3 years ago

Jets and large-scale vortices in rotating Rayleigh-B\'enard convection.

Céline Guervilly, David W. Hughes

One of the most prominent dynamical features of turbulent, rapidly-rotating convection is the formation of large-scale coherent structures, driven by Reynolds stresses resulting from the small-scale convective flows. In spherical geometry, such structures consist of intense zonal flows that are invariant along the rotation axis. In planar geometry, long-lived, depth-invariant structures also form at large scales, but, in the absence of horizontal anisotropy, they consist of vortices that grow to the domain size. In this work, through the introduction of horizontal anisotropy into a numerical model of planar rotating convection by the adoption of unequal horizontal box sizes (i.e. $L_x \le L_y$, where the $xy$-plane is horizontal), we investigate whether unidirectional flows and large-scale vortices can coexist. We find that only a small degree of anisotropy is required to bring about a transition from dynamics dominated by persistent large-scale vortices to dynamics dominated by persistent unidirectional flows parallel to the shortest horizontal direction.

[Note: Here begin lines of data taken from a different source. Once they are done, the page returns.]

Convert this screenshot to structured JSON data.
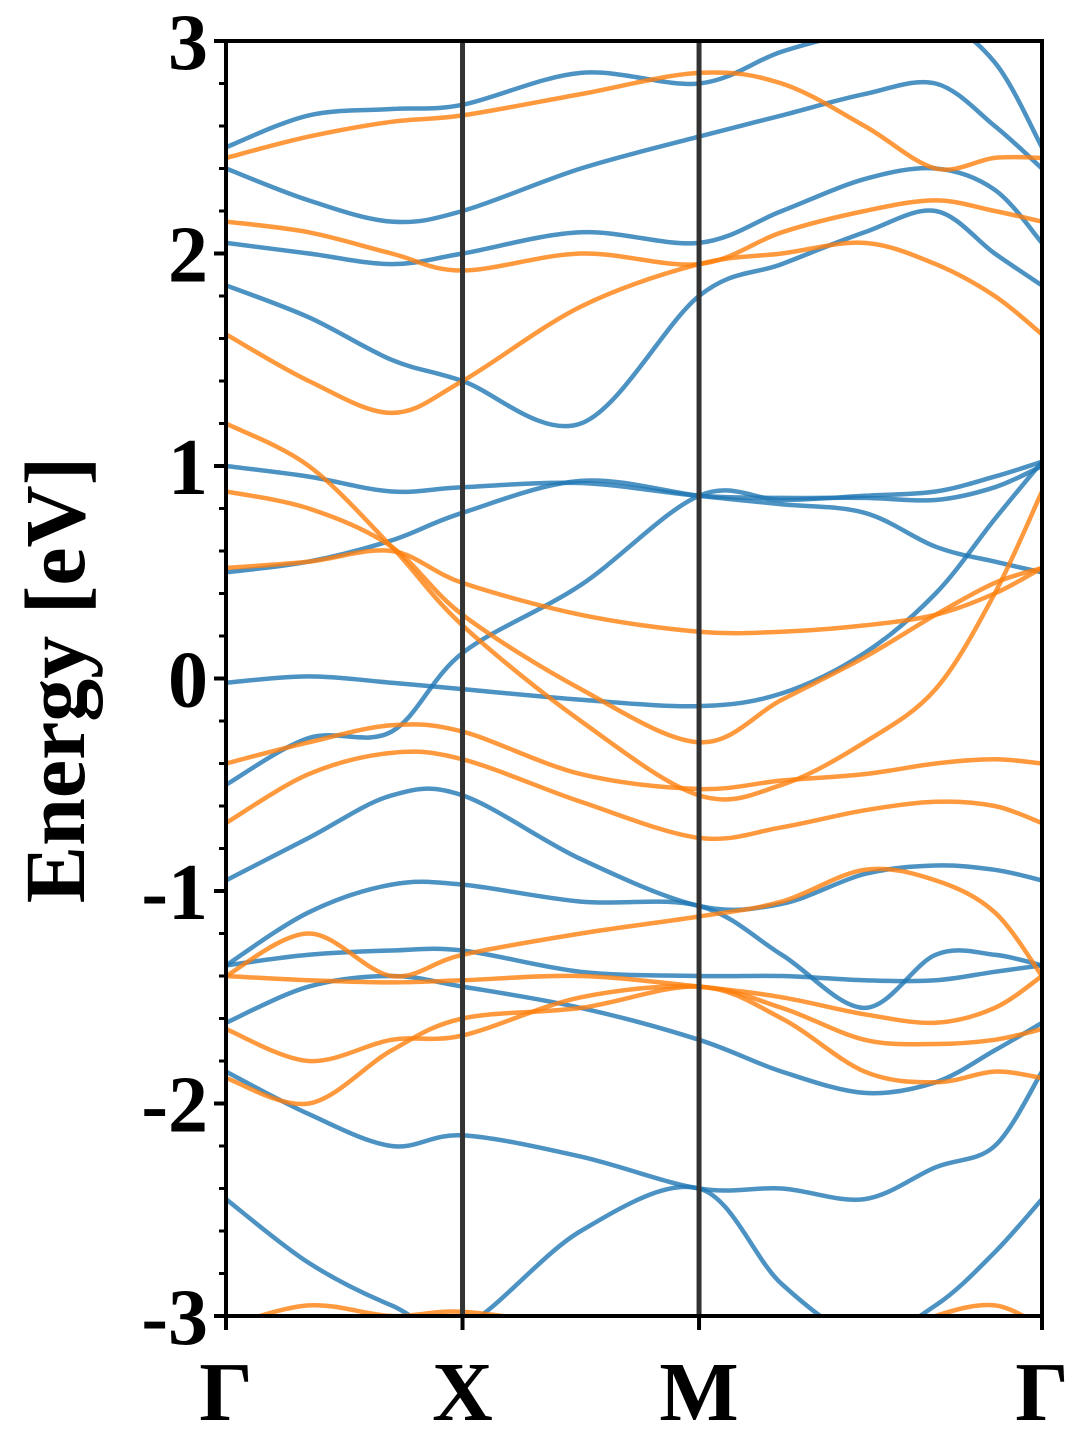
{
  "chart_data": {
    "type": "line",
    "title": "",
    "xlabel": "",
    "ylabel": "Energy [eV]",
    "ylim": [
      -3,
      3
    ],
    "xlim": [
      0,
      3.45
    ],
    "grid": false,
    "legend": "none",
    "x_ticks": [
      {
        "label": "Γ",
        "x": 0
      },
      {
        "label": "X",
        "x": 1
      },
      {
        "label": "M",
        "x": 2
      },
      {
        "label": "Γ",
        "x": 3.45
      }
    ],
    "y_ticks": [
      -3,
      -2,
      -1,
      0,
      1,
      2,
      3
    ],
    "y_tick_labels": [
      "-3",
      "-2",
      "-1",
      "0",
      "1",
      "2",
      "3"
    ],
    "colors": {
      "series_a": "#1f77b4",
      "series_b": "#ff7f0e",
      "axes": "#000000",
      "kpath_lines": "#333333"
    },
    "series": [
      {
        "color": "#1f77b4",
        "bands": [
          {
            "ids": [
              -0.02,
              0.01,
              -0.02,
              -0.05,
              -0.1,
              -0.13,
              -0.07,
              0.12,
              0.4,
              0.75,
              1.02
            ]
          },
          {
            "ids": [
              -0.5,
              -0.28,
              -0.25,
              0.12,
              0.44,
              0.86,
              0.84,
              0.86,
              0.88,
              0.95,
              1.02
            ]
          },
          {
            "ids": [
              0.5,
              0.55,
              0.65,
              0.78,
              0.93,
              0.86,
              0.82,
              0.78,
              0.62,
              0.55,
              0.5
            ]
          },
          {
            "ids": [
              1.0,
              0.95,
              0.88,
              0.9,
              0.92,
              0.86,
              0.85,
              0.85,
              0.84,
              0.9,
              1.0
            ]
          },
          {
            "ids": [
              -0.95,
              -0.75,
              -0.55,
              -0.55,
              -0.85,
              -1.07,
              -1.06,
              -0.92,
              -0.88,
              -0.9,
              -0.95
            ]
          },
          {
            "ids": [
              -1.35,
              -1.1,
              -0.97,
              -0.97,
              -1.05,
              -1.07,
              -1.3,
              -1.55,
              -1.3,
              -1.3,
              -1.35
            ]
          },
          {
            "ids": [
              -1.35,
              -1.3,
              -1.28,
              -1.28,
              -1.38,
              -1.4,
              -1.4,
              -1.42,
              -1.42,
              -1.38,
              -1.35
            ]
          },
          {
            "ids": [
              -1.62,
              -1.45,
              -1.4,
              -1.45,
              -1.55,
              -1.7,
              -1.85,
              -1.95,
              -1.9,
              -1.75,
              -1.62
            ]
          },
          {
            "ids": [
              -1.85,
              -2.05,
              -2.2,
              -2.15,
              -2.25,
              -2.4,
              -2.4,
              -2.45,
              -2.3,
              -2.2,
              -1.85
            ]
          },
          {
            "ids": [
              -2.45,
              -2.75,
              -2.95,
              -3.05,
              -2.6,
              -2.4,
              -2.85,
              -3.1,
              -2.95,
              -2.7,
              -2.45
            ]
          },
          {
            "ids": [
              1.85,
              1.7,
              1.5,
              1.4,
              1.2,
              1.8,
              1.95,
              2.1,
              2.2,
              2.0,
              1.85
            ]
          },
          {
            "ids": [
              2.05,
              2.0,
              1.95,
              2.0,
              2.1,
              2.05,
              2.2,
              2.35,
              2.4,
              2.3,
              2.05
            ]
          },
          {
            "ids": [
              2.4,
              2.25,
              2.15,
              2.2,
              2.4,
              2.55,
              2.65,
              2.75,
              2.8,
              2.6,
              2.4
            ]
          },
          {
            "ids": [
              2.5,
              2.65,
              2.68,
              2.7,
              2.85,
              2.8,
              2.95,
              3.05,
              3.1,
              2.9,
              2.5
            ]
          }
        ]
      },
      {
        "color": "#ff7f0e",
        "bands": [
          {
            "ids": [
              0.52,
              0.55,
              0.6,
              0.45,
              0.3,
              0.22,
              0.22,
              0.25,
              0.3,
              0.4,
              0.52
            ]
          },
          {
            "ids": [
              0.88,
              0.8,
              0.62,
              0.3,
              -0.05,
              -0.3,
              -0.1,
              0.1,
              0.3,
              0.45,
              0.52
            ]
          },
          {
            "ids": [
              1.2,
              1.0,
              0.62,
              0.25,
              -0.2,
              -0.55,
              -0.5,
              -0.3,
              -0.05,
              0.4,
              0.88
            ]
          },
          {
            "ids": [
              -0.4,
              -0.3,
              -0.22,
              -0.25,
              -0.45,
              -0.52,
              -0.48,
              -0.45,
              -0.4,
              -0.38,
              -0.4
            ]
          },
          {
            "ids": [
              -0.68,
              -0.45,
              -0.35,
              -0.38,
              -0.58,
              -0.75,
              -0.7,
              -0.62,
              -0.58,
              -0.6,
              -0.68
            ]
          },
          {
            "ids": [
              -1.4,
              -1.2,
              -1.4,
              -1.3,
              -1.2,
              -1.12,
              -1.05,
              -0.9,
              -0.95,
              -1.1,
              -1.4
            ]
          },
          {
            "ids": [
              -1.4,
              -1.42,
              -1.43,
              -1.42,
              -1.4,
              -1.45,
              -1.5,
              -1.58,
              -1.62,
              -1.55,
              -1.4
            ]
          },
          {
            "ids": [
              -1.65,
              -1.8,
              -1.7,
              -1.68,
              -1.5,
              -1.45,
              -1.55,
              -1.7,
              -1.72,
              -1.7,
              -1.65
            ]
          },
          {
            "ids": [
              -1.88,
              -2.0,
              -1.75,
              -1.6,
              -1.55,
              -1.45,
              -1.6,
              -1.85,
              -1.9,
              -1.85,
              -1.88
            ]
          },
          {
            "ids": [
              1.62,
              1.4,
              1.25,
              1.4,
              1.75,
              1.95,
              2.0,
              2.05,
              1.95,
              1.8,
              1.62
            ]
          },
          {
            "ids": [
              2.15,
              2.1,
              2.0,
              1.92,
              2.0,
              1.95,
              2.1,
              2.2,
              2.25,
              2.2,
              2.15
            ]
          },
          {
            "ids": [
              2.45,
              2.55,
              2.62,
              2.65,
              2.75,
              2.85,
              2.8,
              2.6,
              2.4,
              2.45,
              2.45
            ]
          },
          {
            "ids": [
              -3.05,
              -2.95,
              -3.0,
              -2.98,
              -3.05,
              -3.1,
              -3.2,
              -3.15,
              -3.0,
              -2.95,
              -3.05
            ]
          }
        ]
      }
    ]
  }
}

When the anisotropy is sufficiently large, the unidirectional flow consists of multiple jets, generated on a timescale smaller than a global viscous timescale, thus signifying that the upscale energy transfer does not spontaneously feed the largest available mode in the system. That said, the multiple jets merge on much longer timescales. Large-scale vortices of size comparable with $L_x$ systematically form in the flanks of the jets and can be persistent or intermittent. This indicates that large-scale vortices, either coexisting with jets or not, are a robust dynamical feature of planar rotating convection.